Plans to give access to the full protocol, participant level-data and statistical code {31c}
The participant-level dataset and statistical code generated during the current study will be available from the corresponding author on reasonable request after the trial is finished.
Oversight and monitoring
Composition of the coordinating centre and trial steering committee {5d}
Two committees have been established to manage the trial, including a trial steering committee and a data monitoring committee. The steering committee composes of cardiologists from the first people’s hospital of Yibin and investigators from Zhejiang University. The major responsibility of the steering committee is to evaluate and study protocol, communicate with the ethics committee, and supervise the practice of hypertension management for both 2 groups.

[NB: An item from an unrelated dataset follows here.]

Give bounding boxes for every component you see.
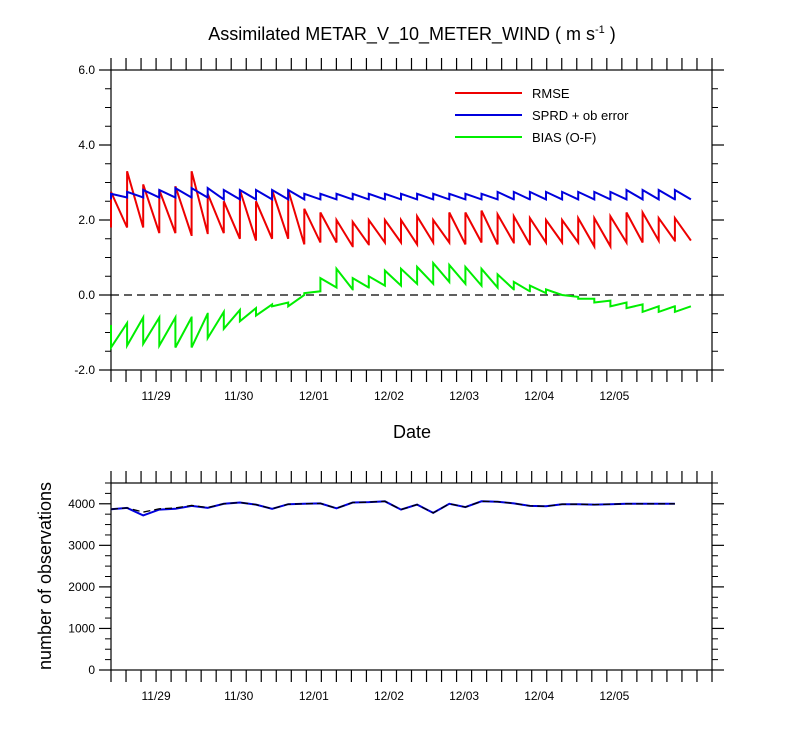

Composition of the data monitoring committee, its role and reporting structure {21a}
The data monitoring committee consists of statisticians from Zhejiang University. This committee is independent from the sponsor and has no competing interests. The committee will be in charge of auditing the trial every quarter to oversee the data quality of the study. The committee charter is available from the corresponding author.
Adverse event reporting and harms {22}
Serious adverse events will be collected and recorded for further analysis at the end of the trial. These events include deaths, emergency room visits, and hospitalization longer than 24 hours. Investigators will explore the correlation between these events and patients’ healthcare records.
Frequency and plans for auditing trial conduct {23}
The trial conduct will be audited by the data monitoring committee once every quarter.
Plans for communicating important protocol amendments to relevant parties (e.g. trial participants, ethical committees) {25}
All changes to the study protocol will be reviewed by the steering committee, then reported to the sponsor, participating care providers, and investigators.
Dissemination plans {31a}
The study results will be disseminated via articles published in peer-reviewed journals.